2021-01-14 16:51:46.130 [INFO ] [ab.event.ThingStatusInfoChangedEvent] - Thing 'sonos:CONNECTAMP:celler' changed from OFFLINE (COMMUNICATION_ERROR): Der Sonos Speaker RINCON_000 ist nicht im Netzwerk verfügbar. to OFFLINE (COMMUNICATION_ERROR)
2021-01-14 16:51:46.141 [INFO ] [openhab.event.InboxRemovedEvent     ] - Discovery Result with UID 'sonos:CONNECTAMP:RINCON_000' has been removed.
2021-01-14 16:51:49.715 [INFO ] [ab.event.ThingStatusInfoChangedEvent] - Thing 'sonos:CONNECTAMP:celler' changed from OFFLINE (COMMUNICATION_ERROR) to ONLINE
2021-01-14 16:51:49.722 [INFO ] [ab.event.ThingStatusInfoChangedEvent] - Thing 'sonos:CONNECTAMP:celler' changed from ONLINE to OFFLINE (COMMUNICATION_ERROR): Der Sonos Speaker RINCON_000 ist nicht im Netzwerk verfügbar.

After about 10 minutes the device is recognized:

2021-01-14 17:00:42.673 [INFO ] [ab.event.ThingStatusInfoChangedEvent] - Thing ‘sonos:CONNECTAMP:celler’ changed from OFFLINE (COMMUNICATION_ERROR): Der Sonos Speaker RINCON_000 ist nicht im Netzwerk verfügbar. to ONLINE

Do you think the rediscovery of the ONLINE status can be improved, to become quicker?

Thanks,
Thomas

I submitted a PR for JuPnP yesterday to make this setting configurable.
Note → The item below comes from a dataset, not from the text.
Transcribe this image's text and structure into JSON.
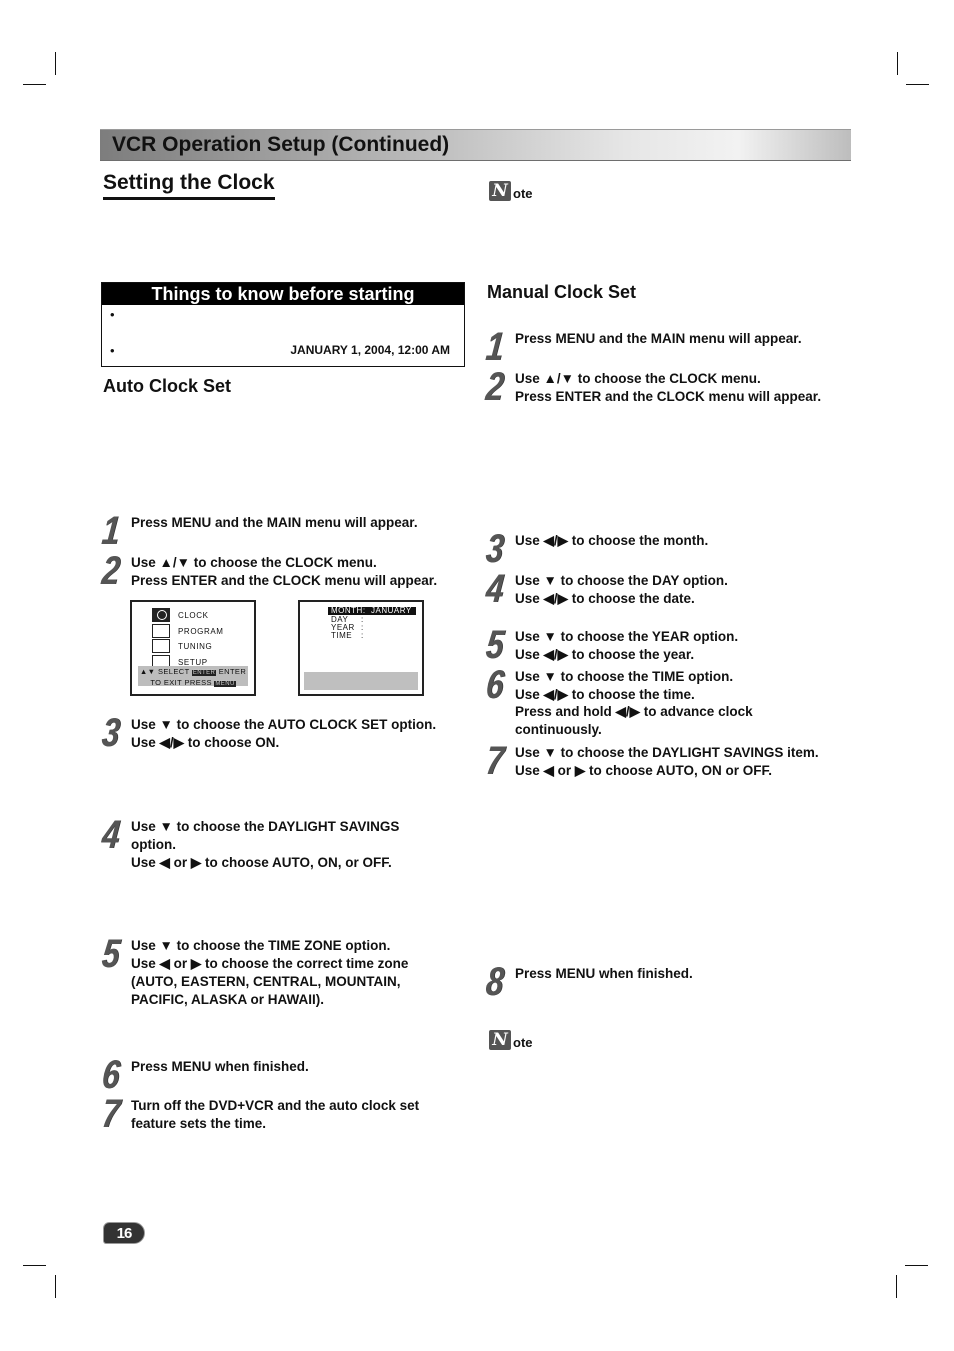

It should seriously reduce the timer.

1 Like

Do you have a link to the PR?

Thanks a lot!
Can you give an example how and where to set the configuration via config file?

in services/runtime.cfg:

org.jupnp:retryAfterSeconds=10

For those interested in testing, this is a very experimental image (although it seems to be stable on my system) that may resolve this issue. In fact, it may significantly improve performance of upnp devices.
This version of jupnp has some extra code on the threads that let them work without a pool. There is a chance that this can cause instant spikes in memory or cpu, but they should be short lived.

In addition to retryAfterSeconds, add:

org.jupnp:asyncThreadPool=false
org.jupnp:mainThreadPool=false

Please make the config addition with OH stopped, it will be highly disruptive if it’s active.

Please report success or failure so we can determine if this should get merged. Thanks!

To test the jar, do I have to copy it to the addon dir, like I do for bindings?

No. You need to login to the karaf console and do bundle:update.

1 Like